What Whitmer proposed: Her first budget proposal was built on a plan to raise Michigan’s 26.3-cent per gallon fuel tax by 45-cents over the next two years, including two 15-cent increases during fiscal year 2020 that would have generated another $1.3 billion. Once fully phased in by 2021, Whitmer’s gas tax would have increased state revenue by $2.5 billion a year. She proposed $2.1 billion a year in new spending on roads and bridges and wanted to put another $400 million toward schools and other budget priorities.

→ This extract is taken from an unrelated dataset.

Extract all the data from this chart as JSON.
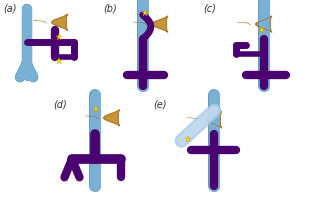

What the Legislature passed: The Republican-led Legislature never seriously considered Whitmer’s fuel tax plan and did not propose an alternative, despite earlier suggestions they would do so. Instead, lawmakers sent Whitmer a budget that included another $400 million in one-time spending for road and bridge repairs. Of that, $243 million was for repairs on four bridges in Dearborn, Ferrysburg, Harrison Township and Lansing that Whitmer had visited while making a public push for a fuel tax increase.
Final resolution: $13 million in extra money for roads and bridges, a tiny fraction of the state’s total transportation budget, which will remain flat at about $5 billion for 2020.
Whitmer vetoed $375 million in one-time road funding from the Republican budget and used a rare transfer power to redirect the other $25 million toward local mass transit and rail projects.
As part of their deal with the governor, legislators on Wednesday used a more traditional transfer process to shift $13 million of that one-time money back into a budget line for “fixing Michigan roads and bridges.” They used reserved transportation funds to replace the urban transit money.
The budget deal does not address long-term road funding needs, but leaders say they may resume those talks after dust from the budget storm finally settles.